Göteborg - Ein 19-Jähriger aus Bad Münstereifel im nordrhein-westfälischen Kreis Euskirchen steht seit Freitag zum zweitenmal nach den Krawallen beim Göteborger EU-Gipfel vor Gericht. Der Abiturient war Mitte Juli als erster Angeklagter überhaupt zu sechs Monaten Haft und einem fünfjährigen Einreiseverbot verurteilt worden.

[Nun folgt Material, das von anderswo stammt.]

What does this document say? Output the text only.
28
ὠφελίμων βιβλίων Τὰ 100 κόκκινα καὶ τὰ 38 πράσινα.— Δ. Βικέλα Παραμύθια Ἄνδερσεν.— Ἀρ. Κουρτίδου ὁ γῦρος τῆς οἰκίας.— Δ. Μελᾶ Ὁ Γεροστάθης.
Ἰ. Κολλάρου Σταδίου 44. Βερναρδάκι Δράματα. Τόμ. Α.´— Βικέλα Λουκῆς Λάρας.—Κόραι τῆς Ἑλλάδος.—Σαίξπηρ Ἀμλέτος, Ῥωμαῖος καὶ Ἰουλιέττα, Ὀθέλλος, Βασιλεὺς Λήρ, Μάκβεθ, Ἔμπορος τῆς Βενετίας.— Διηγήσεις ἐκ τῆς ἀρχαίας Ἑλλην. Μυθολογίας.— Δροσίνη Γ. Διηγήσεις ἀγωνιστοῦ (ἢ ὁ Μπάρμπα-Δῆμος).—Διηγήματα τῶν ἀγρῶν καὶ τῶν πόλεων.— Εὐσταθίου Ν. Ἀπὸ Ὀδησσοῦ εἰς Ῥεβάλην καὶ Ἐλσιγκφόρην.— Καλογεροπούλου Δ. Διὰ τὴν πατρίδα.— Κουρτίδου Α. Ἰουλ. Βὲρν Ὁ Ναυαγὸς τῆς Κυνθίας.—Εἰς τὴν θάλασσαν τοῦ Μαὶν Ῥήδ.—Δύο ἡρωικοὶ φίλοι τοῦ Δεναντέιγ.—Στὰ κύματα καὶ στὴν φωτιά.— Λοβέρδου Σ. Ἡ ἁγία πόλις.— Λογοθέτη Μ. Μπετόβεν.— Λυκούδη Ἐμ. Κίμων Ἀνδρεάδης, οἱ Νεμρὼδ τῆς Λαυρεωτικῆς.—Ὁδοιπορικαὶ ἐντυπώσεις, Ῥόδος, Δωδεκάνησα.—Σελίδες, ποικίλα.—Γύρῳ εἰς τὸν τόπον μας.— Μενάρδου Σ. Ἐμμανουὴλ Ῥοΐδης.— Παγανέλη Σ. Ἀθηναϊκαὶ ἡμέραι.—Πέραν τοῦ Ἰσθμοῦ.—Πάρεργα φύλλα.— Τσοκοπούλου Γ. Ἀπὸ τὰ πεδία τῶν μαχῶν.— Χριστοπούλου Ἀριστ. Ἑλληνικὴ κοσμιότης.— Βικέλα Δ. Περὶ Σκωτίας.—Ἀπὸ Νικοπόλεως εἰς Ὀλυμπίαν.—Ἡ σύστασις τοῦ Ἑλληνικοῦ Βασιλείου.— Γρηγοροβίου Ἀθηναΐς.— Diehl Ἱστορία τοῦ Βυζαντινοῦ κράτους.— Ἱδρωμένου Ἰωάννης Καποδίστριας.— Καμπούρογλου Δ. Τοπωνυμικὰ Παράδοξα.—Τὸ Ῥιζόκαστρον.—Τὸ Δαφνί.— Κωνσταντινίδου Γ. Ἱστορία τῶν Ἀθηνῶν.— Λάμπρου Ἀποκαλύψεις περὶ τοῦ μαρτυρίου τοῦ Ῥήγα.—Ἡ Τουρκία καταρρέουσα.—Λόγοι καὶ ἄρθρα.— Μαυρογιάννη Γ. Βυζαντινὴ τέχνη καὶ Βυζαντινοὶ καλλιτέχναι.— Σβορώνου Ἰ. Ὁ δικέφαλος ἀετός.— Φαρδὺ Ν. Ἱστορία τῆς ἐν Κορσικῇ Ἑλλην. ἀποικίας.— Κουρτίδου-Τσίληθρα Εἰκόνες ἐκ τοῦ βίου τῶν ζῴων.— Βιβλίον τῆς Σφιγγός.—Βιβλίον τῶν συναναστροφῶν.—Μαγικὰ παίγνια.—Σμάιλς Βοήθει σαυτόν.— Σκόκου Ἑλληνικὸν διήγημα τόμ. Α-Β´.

Die Staatsanwaltschaft legte kurz nach Abschluss des ersten Verfahrens neues Belastungsmaterial in Form von Videoaufnahmen vor. Danach werden dem Deutschen jetzt mehrere Pflastersteinwürfe, Barrikadenbau mit Hilfe eines Fahrrads sowie die Anstiftung anderer zu Gewalttaten zu Last gelegt.

Am Donnerstag war ein 20-jähriger Zivildienstleistender aus Berlin zu 14 Monaten Haft sowie Ausweisung aus Schweden verurteilt worden. Als dritter Deutscher unter 19 bisher Verurteilten erhielt ein 24- jähriger Mann aus Berlin 15 Monate Haft sowie zehn Jahre Einreiseverbot in Schweden.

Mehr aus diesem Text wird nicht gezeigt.